MSC signed a strategic cooperation
framework agreement with Hengli Heavy earlier in the year under which the
Swiss-headquartered line would use the yard for ship orders, engines, repair
and conversion work. In September, MSC ordered 10 LNG dual-fuel 21,000 teu
ships at the northern Chinese yard.
This latest series of 24,000 teu ships
will deliver from 2028 onwards and once confirmed would take MSC’s orderbook to
2.13m teu, larger than the existing fleet of Ocean Network Express (ONE), the
world’s sixth largest liner.MSC has been
gearing up for years to go it largely alone on the main east-west tradelanes,
something that will happen from February 1 next year, when its 10-year
partnership with Maersk in the 2M alliance comes to an end.

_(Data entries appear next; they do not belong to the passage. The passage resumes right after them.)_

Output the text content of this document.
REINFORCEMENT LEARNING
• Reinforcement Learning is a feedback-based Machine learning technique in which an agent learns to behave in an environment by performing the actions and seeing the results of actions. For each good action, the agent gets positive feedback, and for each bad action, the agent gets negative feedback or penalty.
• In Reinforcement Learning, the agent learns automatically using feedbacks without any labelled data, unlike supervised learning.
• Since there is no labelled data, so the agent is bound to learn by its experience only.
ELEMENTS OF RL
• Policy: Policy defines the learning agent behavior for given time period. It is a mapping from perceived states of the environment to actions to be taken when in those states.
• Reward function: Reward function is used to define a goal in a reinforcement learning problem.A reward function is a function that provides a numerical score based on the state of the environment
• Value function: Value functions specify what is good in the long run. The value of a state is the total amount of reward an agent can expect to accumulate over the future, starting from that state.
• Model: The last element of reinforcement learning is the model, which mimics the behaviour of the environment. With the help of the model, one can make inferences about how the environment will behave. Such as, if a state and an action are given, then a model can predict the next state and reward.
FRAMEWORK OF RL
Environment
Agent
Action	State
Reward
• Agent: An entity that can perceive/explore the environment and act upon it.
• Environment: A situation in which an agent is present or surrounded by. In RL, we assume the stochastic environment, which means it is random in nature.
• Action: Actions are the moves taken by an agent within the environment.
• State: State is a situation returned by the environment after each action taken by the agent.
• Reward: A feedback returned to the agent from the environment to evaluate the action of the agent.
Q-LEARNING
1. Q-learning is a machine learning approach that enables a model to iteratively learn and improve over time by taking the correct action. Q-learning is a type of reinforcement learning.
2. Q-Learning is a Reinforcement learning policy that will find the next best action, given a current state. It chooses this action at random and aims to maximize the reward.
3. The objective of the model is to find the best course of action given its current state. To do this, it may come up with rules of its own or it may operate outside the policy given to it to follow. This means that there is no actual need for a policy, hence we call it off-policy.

It is not just newbuilds where the Soren
Toft-led line has been highly active. MSC has now surpassed 400 secondhand ship
purchases since it embarked on a historical buying spree in August 2020. MSC now commands a global liner market
share in excess of 20%, becoming the first liner in the world to break multiple
size records such as surpassing 5m teu, then swiftly afterward 6m teu.
Alphaliner listed this week another three
secondhand ships bought by the Gianluigi Aponte-founded liner.